Flight overbooking is a common practice for many airlines. While some shy away from the policy, others overbook in order to compensate for no-shows at the gate. Would you volunteer to get bumped?
If a flight is overbooked, standard practice is to ask for volunteers to be bumped off the flight. Volunteers must be offered compensation and assistance in line with the Denied Boarding Regulations. Some airlines even offer generous benefits too, depending on your circumstances.
It all sounds like a nightmare to me. I’ve been a lone traveller on a number of occasions, so I’m prime candidate for bumping. However, I find the flying experience is stressful enough without waiting even longer in the frenzy of some faraway airport.
Bumped flight benefits
My colleague Chris begs to differ. After discovering the system on an overbooked transatlantic flight, he’s first in the queue as a volunteer ever since, regardless of whether there is any hint of overbooking.
And it’s paid-off, too. Chris’s short transatlantic delay (he was booked onto the next flight) was spent eating complimentary muffins in the airline’s business lounge, and gained him an upgrade to business class, and $800 in flight vouchers.
He’s since been put up in a flashy hotel in Vancouver, relishing the extended holiday with free drinks and meal vouchers, and using the $500 of flight vouchers to fly back to Canada the following summer.
A word from the airlines
A brief ring around airlines revealed differences in policy.
Short-haul carrier Ryanair does not overbook flights at all, whereas Easyjet overbook by around 1%, offering compensation in line with the Denied Boarding Regs when necessary. Easyjet told us that around 5% of passengers are no-shows, so it is very rare to get bumped.
When a long-haul Virgin flight is overbooked, volunteers are given compensation and the mysteriously termed ‘generous benefits’, dependent on the circumstance. Should no volunteers be found, the last to the gate will be denied boarding, and offered compensation but no benefits.
Your rights and the rules
Getting ‘bumped’ (or volunteering) is a fantastic option for some, and is relatively unknown. But is it worth it?

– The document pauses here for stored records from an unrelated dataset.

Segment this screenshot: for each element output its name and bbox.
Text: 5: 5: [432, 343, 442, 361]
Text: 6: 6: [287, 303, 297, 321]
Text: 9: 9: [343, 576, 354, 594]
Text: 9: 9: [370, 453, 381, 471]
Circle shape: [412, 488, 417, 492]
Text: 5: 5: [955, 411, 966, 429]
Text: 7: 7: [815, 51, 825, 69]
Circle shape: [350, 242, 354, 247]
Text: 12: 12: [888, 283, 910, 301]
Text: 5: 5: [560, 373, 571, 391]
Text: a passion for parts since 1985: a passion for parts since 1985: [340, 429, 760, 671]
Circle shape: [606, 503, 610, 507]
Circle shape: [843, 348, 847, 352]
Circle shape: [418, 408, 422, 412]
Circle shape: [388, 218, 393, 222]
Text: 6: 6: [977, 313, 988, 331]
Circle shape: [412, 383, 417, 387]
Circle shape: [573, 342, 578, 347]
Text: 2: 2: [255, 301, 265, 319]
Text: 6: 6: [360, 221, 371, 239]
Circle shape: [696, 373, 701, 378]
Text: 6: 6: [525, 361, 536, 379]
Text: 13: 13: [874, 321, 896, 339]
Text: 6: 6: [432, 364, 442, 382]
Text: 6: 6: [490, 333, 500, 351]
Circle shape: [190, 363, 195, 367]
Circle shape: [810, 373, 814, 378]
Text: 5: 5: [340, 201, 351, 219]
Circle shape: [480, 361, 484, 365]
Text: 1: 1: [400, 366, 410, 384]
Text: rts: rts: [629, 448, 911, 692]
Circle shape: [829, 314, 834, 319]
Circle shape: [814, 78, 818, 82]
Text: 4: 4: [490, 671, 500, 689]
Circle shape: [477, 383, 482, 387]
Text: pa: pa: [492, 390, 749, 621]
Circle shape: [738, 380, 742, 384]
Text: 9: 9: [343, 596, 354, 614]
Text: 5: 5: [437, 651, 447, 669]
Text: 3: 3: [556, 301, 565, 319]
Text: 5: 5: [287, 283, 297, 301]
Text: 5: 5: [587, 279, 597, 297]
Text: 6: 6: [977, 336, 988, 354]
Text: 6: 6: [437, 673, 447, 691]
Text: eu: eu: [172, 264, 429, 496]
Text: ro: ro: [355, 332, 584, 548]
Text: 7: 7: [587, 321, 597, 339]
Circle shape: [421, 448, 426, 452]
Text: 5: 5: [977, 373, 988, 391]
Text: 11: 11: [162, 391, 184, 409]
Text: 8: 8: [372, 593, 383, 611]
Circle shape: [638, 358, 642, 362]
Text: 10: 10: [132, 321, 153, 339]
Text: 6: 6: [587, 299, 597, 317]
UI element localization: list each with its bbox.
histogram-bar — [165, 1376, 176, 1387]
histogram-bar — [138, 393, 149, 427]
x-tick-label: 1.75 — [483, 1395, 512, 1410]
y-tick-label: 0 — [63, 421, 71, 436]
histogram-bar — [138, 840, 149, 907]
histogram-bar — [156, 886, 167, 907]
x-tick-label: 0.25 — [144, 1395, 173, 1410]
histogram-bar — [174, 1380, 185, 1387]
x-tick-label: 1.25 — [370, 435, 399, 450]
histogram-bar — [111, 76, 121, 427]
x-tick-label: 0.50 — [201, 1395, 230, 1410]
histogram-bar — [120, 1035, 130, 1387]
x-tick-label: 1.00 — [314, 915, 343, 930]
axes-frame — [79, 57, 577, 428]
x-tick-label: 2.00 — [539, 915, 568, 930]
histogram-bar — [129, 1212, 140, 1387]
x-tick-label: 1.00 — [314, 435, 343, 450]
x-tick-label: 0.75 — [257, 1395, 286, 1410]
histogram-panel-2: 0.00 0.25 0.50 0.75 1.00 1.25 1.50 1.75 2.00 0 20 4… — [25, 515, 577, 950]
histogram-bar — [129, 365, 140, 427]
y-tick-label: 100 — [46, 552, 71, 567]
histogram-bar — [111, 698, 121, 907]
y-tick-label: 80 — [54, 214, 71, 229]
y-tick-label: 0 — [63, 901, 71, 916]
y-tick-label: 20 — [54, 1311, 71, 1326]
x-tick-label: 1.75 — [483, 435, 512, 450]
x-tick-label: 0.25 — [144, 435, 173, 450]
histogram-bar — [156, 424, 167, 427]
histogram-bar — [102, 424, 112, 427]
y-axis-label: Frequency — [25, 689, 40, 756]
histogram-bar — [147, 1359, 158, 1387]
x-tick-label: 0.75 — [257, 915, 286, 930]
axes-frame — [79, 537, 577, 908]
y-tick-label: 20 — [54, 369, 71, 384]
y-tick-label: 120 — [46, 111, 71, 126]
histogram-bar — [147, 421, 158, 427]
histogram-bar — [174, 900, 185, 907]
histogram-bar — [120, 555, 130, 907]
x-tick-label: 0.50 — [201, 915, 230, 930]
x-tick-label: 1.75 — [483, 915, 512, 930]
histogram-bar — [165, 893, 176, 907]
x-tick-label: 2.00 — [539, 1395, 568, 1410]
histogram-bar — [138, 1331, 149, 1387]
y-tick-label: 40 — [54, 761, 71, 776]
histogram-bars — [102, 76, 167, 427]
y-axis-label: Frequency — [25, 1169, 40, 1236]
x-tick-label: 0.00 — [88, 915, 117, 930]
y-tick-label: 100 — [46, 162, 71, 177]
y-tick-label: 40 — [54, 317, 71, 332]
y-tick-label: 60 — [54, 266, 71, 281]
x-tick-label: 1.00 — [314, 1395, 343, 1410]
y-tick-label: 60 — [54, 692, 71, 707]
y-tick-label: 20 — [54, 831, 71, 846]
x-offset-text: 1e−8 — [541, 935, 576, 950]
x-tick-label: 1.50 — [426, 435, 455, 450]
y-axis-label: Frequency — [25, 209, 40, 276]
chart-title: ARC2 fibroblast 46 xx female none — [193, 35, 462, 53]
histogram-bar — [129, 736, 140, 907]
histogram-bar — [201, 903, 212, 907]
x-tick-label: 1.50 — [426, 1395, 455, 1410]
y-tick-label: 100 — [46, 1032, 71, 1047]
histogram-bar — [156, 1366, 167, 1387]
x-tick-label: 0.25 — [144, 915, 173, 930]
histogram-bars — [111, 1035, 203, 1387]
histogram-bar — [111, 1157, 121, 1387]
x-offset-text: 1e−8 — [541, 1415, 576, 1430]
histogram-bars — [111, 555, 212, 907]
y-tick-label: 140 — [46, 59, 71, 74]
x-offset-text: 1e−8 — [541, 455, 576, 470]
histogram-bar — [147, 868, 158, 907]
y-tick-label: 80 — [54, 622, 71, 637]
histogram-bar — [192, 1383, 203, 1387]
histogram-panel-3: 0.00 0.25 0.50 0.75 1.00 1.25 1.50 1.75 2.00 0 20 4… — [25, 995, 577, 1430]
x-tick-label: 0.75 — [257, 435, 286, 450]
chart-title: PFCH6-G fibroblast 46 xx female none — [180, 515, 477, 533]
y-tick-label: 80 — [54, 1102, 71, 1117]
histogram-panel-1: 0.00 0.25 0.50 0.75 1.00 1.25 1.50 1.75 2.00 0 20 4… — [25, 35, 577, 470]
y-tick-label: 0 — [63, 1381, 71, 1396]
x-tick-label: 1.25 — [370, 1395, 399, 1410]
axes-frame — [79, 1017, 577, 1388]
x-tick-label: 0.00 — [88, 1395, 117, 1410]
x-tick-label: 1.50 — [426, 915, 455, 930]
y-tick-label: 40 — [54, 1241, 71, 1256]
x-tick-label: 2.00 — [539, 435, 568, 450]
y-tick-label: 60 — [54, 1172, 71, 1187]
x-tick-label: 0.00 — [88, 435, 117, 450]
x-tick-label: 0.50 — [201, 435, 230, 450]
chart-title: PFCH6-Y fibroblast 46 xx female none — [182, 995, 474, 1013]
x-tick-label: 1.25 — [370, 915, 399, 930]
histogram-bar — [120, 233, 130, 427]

As a backpacker, Chris is used to being flexible and is prepared to delay his holiday or extend his stay if necessary. For me, I’m generally just too stressed to delay myself, and when I know I’m going home I’d rather just get it over with, even if the alternative is a plush hotel. Flight vouchers are tempting, but not so useful if you don’t want to holiday alone.
If there are no volunteers on an overbooked flight, it’s likely that the last people to arrive at the gate will be denied boarding. Not ideal for many, but you’ll have the same entitlement to assistance and compensation as if your flight was cancelled.
It’s a lottery win for the loan backpacker, but likely a no-go for the nervous flyer or business traveller. Would you go there? Or have you already?